Tasmaanse dwergkangoeroe | ![]() |
De Tasmaanse dwergkangoeroe Bettongia gaimardi (Desmarest, 1822) kwam vroeger ook voor in het zuidoosten van Australië, maar is in de loop van de 20ste eeuw uitgestorven. De ondersoort van Tasmanië weet zich goed te handhaven op dit eiland, waar geen vossen voorkomen, en waar de konijnen veel minder talrijk zijn dan op het vasteland.
Tasmaanse dwergkangeroe
Continue voortplanting
De Tasmaanse dwergkangoeroe is ongeveer even groot als een konijn. De dieren zijn vooral 's nachts actief en voeden zich met ondergrondse schimmels, zaden en wortels. Als nest graven ze een ondiepe kuil, die met gras en stukjes bast wordt bekleed.

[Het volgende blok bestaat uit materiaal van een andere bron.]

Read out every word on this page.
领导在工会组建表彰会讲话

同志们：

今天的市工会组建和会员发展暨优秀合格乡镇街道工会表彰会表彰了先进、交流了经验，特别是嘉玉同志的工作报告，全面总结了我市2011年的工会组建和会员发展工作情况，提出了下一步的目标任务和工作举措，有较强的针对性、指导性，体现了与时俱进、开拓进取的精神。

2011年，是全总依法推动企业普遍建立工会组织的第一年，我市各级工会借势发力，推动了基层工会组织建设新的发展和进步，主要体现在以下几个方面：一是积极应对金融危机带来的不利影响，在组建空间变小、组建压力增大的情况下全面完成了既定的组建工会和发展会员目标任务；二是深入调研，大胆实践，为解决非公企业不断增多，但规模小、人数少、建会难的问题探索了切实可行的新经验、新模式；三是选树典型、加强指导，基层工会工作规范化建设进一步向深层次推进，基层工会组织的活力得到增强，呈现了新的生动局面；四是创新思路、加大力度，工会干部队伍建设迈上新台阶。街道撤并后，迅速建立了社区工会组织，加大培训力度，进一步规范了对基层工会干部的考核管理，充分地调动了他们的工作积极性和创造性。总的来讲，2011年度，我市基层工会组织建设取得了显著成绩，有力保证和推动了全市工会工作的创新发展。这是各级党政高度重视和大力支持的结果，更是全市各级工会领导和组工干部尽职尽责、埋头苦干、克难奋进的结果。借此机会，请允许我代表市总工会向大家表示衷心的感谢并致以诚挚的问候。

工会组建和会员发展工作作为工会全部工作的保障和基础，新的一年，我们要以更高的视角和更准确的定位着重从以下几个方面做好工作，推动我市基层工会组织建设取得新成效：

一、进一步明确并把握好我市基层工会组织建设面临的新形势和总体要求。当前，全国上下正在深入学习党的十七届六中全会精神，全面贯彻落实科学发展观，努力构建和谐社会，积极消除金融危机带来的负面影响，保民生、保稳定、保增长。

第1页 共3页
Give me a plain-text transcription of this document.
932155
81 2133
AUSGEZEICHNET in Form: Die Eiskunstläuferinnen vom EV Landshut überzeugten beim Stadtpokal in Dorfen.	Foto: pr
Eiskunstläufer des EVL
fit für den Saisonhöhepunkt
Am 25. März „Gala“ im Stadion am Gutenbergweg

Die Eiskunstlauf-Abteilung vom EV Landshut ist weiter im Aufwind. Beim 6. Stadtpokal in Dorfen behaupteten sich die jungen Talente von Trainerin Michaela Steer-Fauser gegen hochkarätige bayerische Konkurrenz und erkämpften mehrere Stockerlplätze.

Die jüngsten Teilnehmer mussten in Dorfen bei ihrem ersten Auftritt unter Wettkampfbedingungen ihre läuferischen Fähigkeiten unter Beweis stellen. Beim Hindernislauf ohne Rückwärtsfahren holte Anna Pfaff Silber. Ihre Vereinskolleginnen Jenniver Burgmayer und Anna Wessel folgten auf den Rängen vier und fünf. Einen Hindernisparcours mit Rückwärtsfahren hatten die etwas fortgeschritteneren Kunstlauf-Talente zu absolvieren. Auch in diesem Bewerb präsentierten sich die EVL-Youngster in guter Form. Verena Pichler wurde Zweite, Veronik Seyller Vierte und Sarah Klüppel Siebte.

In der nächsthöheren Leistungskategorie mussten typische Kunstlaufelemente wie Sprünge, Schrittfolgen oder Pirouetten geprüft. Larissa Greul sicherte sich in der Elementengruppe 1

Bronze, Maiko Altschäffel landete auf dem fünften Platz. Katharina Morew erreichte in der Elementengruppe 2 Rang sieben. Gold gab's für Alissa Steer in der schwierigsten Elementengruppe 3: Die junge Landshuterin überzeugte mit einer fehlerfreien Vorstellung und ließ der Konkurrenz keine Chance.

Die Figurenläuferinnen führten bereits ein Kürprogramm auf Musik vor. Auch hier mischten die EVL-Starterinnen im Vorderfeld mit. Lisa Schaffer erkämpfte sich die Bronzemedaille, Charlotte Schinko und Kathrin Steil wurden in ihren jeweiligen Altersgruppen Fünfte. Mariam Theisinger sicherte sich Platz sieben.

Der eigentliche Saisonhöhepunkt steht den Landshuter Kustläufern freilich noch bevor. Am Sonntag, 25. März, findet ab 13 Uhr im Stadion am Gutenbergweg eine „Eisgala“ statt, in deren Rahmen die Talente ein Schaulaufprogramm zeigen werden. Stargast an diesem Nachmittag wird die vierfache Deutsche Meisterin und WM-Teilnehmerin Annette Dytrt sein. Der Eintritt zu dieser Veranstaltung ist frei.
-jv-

Het nestmateriaal dragen ze met de grijpstaart. Er is geen bepaald voortplantingsseizoen. Twee of drie keer per jaar wordt een jong geboren, dat na 105 dagen de buidel verlaat. Vrijwel direct wordt zijn plaats door het volgende jong ingenomen.
Tasmaanse dwergkangeroe
Verschillende oorzaken voor uitsterven
Behalve vossen die op dwergkangoeroes jaagden, en konijnen die de graslanden kaal vraten, hebben landbouw en veeteelt bijgedragen tot het verdwijnen van deze soort. Op Tasmanië leeft deze dwergkangoeroe ook in droge, open bossen.
Museumcollectie
Het Nationaal Natuurhistorisch Museum bezit zes opgezette Tasmaanse dwergkangoeroes. Twee mannetjes en een vrouwtje behoren tot de uitgestorven ondersoort van het vasteland, Bettongia gaimardi gaimardi. Eén van de mannetjes is in 1844 gekocht van de handelaar G.A. Frank. De herkomst van de andere twee exemplaren is niet bekend.